Data persistence of roaming Kafka design articles

Source: Internet
Author: User

Don't be afraid of file systems!

Kafka relies heavily on file systems to store and cache messages. The traditional idea for hard drives is that hard drives are always slow, which makes many people wonder if file system-based architectures can provide superior performance. The actual speed of the hard drive depends entirely on the way it is used. A well-designed hard drive architecture can be as fast as memory.
The linear write speed of the 6 7200-RPM SATA RAID-5 disk array is almost 600mb/s, but the speed of the write is 100k/s, which is almost 6,000 times times worse. Modern operating systems have done a lot of optimizations, using the Read-ahead and write-behind techniques, read the time into chunks of pre-read data, write when the various small trivial logical writing organizations merged into a large physical write. An in-depth discussion of this can be seen here, where they find a linear access disk that is much faster than random memory accesses.
To improve performance, modern operating systems tend to use memory as a disk cache, and modern operating systems are happy to make all free memory available as disk caches, although this may sacrifice some performance in cache recycling and redistribution. All disk read and write operations pass through this cache, which is unlikely to be bypassed unless I/O is used directly. So while each program caches only one copy of the data in its own thread, there is a copy in the operating system's cache, which is equivalent to saving two copies of the data.
In addition to discussing the JVM, the following two facts are well known:

    • Java objects occupy a very large space, almost twice times more or even higher than the data to be stored.
    • As the amount of data in the heap increases, garbage collection becomes more and more difficult.

Based on the above analysis, if the data is cached in memory, because the need to store two copies, have to use twice times the memory space, Kafka based on the JVM, but also have to double the space again, and to avoid the performance impact of GC, in a 32G memory of the machine, to use the 28-30g memory space. And when the system restarts, you have to brush the data into memory (10GB memory for almost 10 minutes), even if the use of cold refresh (not a one-time brush into the memory, but in the use of the data without a brush to memory) will also cause the initial time of the new can be very slow. However, with the file system, you do not need to refresh the data even if the system restarts. The use of file systems also simplifies the logic of maintaining data consistency.

So unlike the traditional design that caches data in memory and then brushes it to the hard disk, Kafka writes the data directly to the file system's log.

Operation efficiency of constant time

In most messaging systems, data persistence is often a mechanism for each cosumer to provide a B-tree or other random read-write data structure. B-Tree is great, of course, but it also comes with some price: for example, the complexity of B-Tree is O (log n), O (log n) is often considered to be a constant complexity, but not for hard disk operations. A search on a disk takes 10ms, and each hard drive can search only once at a time, so concurrent processing becomes a problem. Although the storage system uses caching for a lot of optimizations, the observation of the performance of the tree structure shows that its performance tends to decrease linearly as the data grows, and the data grows one time, and the speed is reduced by one-fold.
Intuitively speaking, for a message system that is primarily used for log processing, data persistence can be done simply by appending data to a file and reading it from a file. The benefit of this is that both the read and write are O (1), and the read operation does not block writes and other operations. The performance benefits are obvious because the performance and size of the data are not related.
Since it is possible to build a message system with a hard disk space that has little capacity limitations (relative to memory), you can provide features that are not available in the general messaging system without a performance penalty. For example, the general message system is deleted immediately after the message is consumed, but Kafka can save the message for a period of time (for example, a week), which gives consumer good maneuverability and flexibility, as detailed in future articles.

Data persistence of roaming Kafka design articles

Contact Us

The content source of this page is from Internet, which doesn't represent Alibaba Cloud's opinion; products and services mentioned on that page don't have any relationship with Alibaba Cloud. If the content of the page makes you feel confusing, please write us an email, we will handle the problem within 5 days after receiving your email.
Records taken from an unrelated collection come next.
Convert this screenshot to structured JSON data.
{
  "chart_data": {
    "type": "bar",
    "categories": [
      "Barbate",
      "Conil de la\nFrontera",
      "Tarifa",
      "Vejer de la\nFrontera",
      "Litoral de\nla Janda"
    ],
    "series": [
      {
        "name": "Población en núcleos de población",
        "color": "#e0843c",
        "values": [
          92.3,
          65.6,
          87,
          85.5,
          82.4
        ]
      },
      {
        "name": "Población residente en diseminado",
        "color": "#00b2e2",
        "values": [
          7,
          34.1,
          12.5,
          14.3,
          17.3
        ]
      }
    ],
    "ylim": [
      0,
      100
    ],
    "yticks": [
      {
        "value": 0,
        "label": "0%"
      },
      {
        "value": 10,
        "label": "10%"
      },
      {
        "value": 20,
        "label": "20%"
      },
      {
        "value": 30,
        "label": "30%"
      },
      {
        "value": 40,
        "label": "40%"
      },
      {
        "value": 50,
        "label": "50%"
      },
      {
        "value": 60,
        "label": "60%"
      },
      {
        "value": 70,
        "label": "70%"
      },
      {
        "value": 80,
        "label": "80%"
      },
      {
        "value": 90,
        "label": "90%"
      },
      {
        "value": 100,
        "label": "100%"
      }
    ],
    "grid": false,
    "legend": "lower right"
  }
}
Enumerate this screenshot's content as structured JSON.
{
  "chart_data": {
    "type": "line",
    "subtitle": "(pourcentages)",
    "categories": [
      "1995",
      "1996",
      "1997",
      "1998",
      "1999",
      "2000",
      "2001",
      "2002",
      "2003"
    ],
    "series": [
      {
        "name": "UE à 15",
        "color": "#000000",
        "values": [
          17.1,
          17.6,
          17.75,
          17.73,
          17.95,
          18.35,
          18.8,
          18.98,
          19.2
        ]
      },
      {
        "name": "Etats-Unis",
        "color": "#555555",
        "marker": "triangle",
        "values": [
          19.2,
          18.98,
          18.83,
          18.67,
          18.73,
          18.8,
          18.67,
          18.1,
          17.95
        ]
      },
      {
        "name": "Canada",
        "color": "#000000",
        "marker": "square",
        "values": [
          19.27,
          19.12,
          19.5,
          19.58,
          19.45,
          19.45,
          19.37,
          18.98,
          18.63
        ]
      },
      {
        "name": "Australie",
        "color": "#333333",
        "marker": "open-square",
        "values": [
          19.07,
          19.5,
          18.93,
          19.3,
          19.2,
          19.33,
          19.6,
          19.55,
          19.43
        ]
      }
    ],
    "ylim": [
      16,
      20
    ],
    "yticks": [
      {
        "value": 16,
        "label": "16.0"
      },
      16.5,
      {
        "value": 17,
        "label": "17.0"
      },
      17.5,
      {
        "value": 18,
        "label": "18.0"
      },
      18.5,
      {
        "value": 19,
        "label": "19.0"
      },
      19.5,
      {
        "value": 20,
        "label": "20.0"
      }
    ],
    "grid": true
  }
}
If you find any instances of plagiarism from the community, please send an email to: info-contact@alibabacloud.com and provide relevant evidence. A staff member will contact you within 5 working days.

A Free Trial That Lets You Build Big!

Start building with 50+ products and up to 12 months usage for Elastic Compute Service

  • Sales Support

    1 on 1 presale consultation

  • After-Sales Support

    24/7 Technical Support 6 Free Tickets per Quarter Faster Response

  • Alibaba Cloud offers highly flexible support services tailored to meet your exact needs.